Auch ein immer wieder genialer Songschreiber wie Paul McCartney, dessen Oratorium „Ecce cor meum“ für Sopran, Chor, Knabenchor und Orchester jetzt in der Lübecker Petrikirche in norddeutscher Erstaufführung zu hören war, steht beim Schreiben eines solchen Werkes vor einem objektiven Problem: Was im Lied, im melodiösen Substrat weniger Minuten, unmittelbar zündet und überzeugt, lässt sich nicht einfach ins Epische ausdehnen, ohne dass die Musik einem inneren Leerlauf verfällt, der sich auch mit dem kunstfertigsten Pomp nicht überdecken lässt.

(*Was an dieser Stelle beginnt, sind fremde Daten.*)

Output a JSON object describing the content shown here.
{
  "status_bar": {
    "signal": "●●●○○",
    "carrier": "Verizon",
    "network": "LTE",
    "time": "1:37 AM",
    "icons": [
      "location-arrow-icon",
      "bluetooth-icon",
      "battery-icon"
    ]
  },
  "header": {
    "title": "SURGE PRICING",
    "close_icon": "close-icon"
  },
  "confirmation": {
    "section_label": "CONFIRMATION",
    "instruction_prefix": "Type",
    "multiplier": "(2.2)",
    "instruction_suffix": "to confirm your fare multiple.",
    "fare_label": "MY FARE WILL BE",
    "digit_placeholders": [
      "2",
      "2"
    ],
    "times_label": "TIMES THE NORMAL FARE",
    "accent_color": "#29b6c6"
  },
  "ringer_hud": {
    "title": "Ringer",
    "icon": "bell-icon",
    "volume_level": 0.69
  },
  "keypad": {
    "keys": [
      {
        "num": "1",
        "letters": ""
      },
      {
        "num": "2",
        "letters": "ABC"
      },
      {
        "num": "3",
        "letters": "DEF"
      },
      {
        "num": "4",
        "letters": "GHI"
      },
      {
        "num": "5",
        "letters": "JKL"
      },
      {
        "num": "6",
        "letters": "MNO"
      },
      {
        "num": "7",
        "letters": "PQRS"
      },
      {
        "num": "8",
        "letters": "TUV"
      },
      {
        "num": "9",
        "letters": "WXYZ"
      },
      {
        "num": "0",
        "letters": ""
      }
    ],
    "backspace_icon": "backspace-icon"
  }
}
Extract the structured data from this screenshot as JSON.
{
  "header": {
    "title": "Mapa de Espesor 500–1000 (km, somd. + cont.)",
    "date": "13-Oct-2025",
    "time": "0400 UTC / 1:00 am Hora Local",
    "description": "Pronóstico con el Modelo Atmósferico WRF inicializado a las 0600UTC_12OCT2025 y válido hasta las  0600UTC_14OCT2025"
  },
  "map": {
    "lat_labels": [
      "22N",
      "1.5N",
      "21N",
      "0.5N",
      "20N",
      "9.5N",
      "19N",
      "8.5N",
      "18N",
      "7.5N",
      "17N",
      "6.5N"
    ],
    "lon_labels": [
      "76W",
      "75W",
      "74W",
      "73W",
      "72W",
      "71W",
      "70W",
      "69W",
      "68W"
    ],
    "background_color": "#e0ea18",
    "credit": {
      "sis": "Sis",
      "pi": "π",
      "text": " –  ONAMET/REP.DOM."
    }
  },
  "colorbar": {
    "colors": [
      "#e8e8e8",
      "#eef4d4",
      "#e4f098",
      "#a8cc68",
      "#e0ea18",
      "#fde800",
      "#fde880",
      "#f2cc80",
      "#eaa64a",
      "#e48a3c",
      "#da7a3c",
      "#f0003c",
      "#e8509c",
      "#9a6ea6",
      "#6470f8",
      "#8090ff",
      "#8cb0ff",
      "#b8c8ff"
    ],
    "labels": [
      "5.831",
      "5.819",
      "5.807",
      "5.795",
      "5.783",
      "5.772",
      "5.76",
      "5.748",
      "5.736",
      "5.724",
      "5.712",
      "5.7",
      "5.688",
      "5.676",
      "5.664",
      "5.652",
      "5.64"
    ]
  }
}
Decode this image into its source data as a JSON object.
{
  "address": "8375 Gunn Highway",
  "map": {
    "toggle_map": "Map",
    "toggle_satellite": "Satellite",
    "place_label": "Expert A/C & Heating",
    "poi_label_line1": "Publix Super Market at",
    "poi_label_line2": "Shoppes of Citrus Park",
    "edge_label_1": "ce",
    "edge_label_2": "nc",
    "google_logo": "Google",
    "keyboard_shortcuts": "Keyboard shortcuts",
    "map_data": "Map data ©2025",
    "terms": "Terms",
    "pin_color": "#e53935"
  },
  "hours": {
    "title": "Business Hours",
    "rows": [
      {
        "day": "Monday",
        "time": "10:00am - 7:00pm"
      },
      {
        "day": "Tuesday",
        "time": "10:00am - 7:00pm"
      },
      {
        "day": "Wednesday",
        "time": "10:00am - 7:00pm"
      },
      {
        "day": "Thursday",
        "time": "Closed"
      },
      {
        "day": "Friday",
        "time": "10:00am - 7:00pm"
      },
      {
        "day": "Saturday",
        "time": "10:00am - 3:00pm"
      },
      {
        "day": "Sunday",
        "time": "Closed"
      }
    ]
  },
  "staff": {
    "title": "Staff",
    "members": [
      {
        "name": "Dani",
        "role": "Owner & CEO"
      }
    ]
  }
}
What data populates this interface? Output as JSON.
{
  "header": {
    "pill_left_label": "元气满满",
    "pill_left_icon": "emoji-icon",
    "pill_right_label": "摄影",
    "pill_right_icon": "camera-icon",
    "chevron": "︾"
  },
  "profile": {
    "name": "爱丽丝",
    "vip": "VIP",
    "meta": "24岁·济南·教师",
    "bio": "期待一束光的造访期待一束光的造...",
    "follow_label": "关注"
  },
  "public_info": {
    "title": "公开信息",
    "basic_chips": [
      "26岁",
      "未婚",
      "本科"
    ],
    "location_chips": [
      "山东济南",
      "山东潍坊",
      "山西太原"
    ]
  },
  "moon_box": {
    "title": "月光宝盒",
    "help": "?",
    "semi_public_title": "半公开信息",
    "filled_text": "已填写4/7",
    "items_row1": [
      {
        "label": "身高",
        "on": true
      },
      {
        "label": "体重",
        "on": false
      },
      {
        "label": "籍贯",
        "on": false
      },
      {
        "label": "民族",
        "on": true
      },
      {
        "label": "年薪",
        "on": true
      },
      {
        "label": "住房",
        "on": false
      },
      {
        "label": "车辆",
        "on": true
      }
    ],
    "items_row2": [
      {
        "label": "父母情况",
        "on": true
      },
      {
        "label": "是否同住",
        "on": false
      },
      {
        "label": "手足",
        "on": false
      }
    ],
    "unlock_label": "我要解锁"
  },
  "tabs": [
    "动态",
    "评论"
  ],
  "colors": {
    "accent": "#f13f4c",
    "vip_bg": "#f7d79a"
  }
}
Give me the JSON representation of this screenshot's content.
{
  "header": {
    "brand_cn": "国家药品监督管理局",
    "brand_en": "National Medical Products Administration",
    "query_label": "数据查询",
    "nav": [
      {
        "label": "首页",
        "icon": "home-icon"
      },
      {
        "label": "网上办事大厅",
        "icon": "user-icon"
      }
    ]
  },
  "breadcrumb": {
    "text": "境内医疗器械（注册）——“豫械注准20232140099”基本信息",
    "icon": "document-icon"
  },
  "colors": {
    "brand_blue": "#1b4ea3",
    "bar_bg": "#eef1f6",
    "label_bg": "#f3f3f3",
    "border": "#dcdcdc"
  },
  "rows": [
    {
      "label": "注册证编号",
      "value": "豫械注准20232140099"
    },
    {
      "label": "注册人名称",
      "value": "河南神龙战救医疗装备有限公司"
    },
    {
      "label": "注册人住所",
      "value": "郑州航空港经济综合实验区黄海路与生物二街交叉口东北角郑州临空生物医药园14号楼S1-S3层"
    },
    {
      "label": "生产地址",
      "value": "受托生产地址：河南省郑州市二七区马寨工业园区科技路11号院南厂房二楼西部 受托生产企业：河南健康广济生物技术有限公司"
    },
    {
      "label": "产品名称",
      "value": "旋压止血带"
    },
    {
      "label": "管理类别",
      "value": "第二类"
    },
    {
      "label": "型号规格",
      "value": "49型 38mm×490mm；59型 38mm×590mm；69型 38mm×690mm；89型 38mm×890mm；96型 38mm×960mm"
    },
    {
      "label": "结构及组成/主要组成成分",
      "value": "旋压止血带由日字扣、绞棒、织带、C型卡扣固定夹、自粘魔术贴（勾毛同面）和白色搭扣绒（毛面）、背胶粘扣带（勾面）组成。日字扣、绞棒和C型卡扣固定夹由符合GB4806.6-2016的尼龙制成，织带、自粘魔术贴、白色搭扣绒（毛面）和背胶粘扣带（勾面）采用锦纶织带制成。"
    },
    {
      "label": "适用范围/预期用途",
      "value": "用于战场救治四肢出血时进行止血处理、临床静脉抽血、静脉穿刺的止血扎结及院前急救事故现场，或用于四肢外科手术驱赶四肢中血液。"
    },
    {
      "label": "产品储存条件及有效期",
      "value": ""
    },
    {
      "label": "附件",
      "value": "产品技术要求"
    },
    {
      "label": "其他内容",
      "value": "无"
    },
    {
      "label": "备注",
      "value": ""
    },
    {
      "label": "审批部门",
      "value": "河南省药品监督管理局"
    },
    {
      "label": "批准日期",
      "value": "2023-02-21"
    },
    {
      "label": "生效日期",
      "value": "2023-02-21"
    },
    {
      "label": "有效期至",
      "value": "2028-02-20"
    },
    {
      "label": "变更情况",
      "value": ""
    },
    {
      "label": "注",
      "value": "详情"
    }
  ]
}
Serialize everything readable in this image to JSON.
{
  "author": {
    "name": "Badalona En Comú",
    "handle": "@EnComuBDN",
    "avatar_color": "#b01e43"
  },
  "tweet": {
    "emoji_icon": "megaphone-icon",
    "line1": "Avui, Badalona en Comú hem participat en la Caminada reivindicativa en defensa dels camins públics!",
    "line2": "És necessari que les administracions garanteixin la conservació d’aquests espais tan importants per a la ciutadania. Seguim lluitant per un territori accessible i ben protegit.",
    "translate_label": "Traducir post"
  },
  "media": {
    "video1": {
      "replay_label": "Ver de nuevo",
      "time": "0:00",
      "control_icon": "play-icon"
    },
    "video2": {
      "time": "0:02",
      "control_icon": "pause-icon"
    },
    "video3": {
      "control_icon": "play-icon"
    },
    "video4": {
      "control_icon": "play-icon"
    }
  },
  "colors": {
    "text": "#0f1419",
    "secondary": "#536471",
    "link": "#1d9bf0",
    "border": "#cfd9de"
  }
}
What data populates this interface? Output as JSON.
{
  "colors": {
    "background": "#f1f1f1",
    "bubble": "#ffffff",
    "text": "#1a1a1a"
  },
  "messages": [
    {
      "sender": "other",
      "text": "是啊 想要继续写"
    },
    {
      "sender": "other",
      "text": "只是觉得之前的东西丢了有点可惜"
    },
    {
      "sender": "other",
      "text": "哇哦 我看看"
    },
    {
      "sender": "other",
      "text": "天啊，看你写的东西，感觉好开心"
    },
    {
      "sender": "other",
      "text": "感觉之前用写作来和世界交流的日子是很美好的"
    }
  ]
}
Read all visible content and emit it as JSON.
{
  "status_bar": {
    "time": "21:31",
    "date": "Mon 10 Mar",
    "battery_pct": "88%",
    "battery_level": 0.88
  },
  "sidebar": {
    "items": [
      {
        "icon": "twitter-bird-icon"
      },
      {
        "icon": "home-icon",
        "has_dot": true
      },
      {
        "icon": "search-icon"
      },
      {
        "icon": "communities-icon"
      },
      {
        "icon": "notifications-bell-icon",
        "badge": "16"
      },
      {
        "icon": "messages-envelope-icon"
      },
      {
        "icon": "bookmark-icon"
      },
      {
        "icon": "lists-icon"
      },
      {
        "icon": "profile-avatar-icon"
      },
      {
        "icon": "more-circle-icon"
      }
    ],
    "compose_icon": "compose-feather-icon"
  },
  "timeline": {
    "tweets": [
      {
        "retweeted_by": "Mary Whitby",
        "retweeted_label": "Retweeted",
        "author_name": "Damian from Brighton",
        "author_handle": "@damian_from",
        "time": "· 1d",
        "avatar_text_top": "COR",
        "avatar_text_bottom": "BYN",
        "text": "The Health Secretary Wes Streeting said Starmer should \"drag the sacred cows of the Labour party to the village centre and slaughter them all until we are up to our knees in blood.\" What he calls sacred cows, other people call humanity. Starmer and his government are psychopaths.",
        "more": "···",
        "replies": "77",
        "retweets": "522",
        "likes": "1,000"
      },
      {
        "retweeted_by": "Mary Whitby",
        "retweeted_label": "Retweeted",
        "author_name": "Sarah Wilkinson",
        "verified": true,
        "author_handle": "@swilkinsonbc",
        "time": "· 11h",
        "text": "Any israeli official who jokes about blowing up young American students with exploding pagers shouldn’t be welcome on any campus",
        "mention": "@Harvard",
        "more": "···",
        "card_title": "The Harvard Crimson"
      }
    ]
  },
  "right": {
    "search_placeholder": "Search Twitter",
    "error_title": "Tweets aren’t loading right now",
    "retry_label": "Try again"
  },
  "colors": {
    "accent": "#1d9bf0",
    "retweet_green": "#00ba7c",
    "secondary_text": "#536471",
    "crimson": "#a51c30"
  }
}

In den vier Sätzen des 2006 uraufgeführten, knapp einstündigen Werkes, das eher eine groß angelegte Kantate als ein Oratorium ist, taucht diese Schwierigkeit immer wieder auf. Man spürt, wie in jedem Abschnitt nach der Exposition des melodischen Kerns die Mühen der Verarbeitung beginnen, wie McCartney darum gerungen haben muss, dem Werk eine in sich schlüssige, aber auch spannungsvolle Dramaturgie zu geben.

Dies war wohl auch deshalb nicht so einfach, weil „Ecce cor meum“ ein Werk ist, das letztlich nur eine Botschaft transportieren will: Es geht um Liebe. Wo die in den Texten formulierte Message so eindeutig ist, muss die Musik dem etwas entgegensetzen, um nicht bloß gefühlig zu sein. Und in der Tat ist dies McCartney gelungen, in dem er die Allerweltsbotschaft mit einer für ihn einschneidenden Erfahrung konfrontiert hat: dem Tod seiner Frau Linda, der das Werk auch gewidmet ist.

Von diesem biographischen Hintergrund her hat das Stück eine grundlegende Schwermut bekommen, die besonders im ersten, „Spiritus“ überschriebenen Abschnitt unmittelbar überzeugt, in dem der Chor zuerst a cappella, wie ins Leere hinein, die ersten Worte des Textes deklamiert. Sofort schießt einem da das – nun ins Epische vergrößerte – Bild jener lonely people in den Kopf, die McCartney in dem Beatles-Song „Eleanor Rigby“ so unvergesslich porträtiert hat.

Von ähnlicher Güte ist auch „Musica“, der dritte Satz des Werkes, der die Message von der befreienden Wirkung der Musik erfreulicherweise konterkariert, indem er sich, in einem recht komplexen, fugenartigen Chorsatz, die meiste Zeit eigenartig mühsam dahinschleppt, um sich dann erst am Schluss ins ungebrochen Hymnische zu wenden.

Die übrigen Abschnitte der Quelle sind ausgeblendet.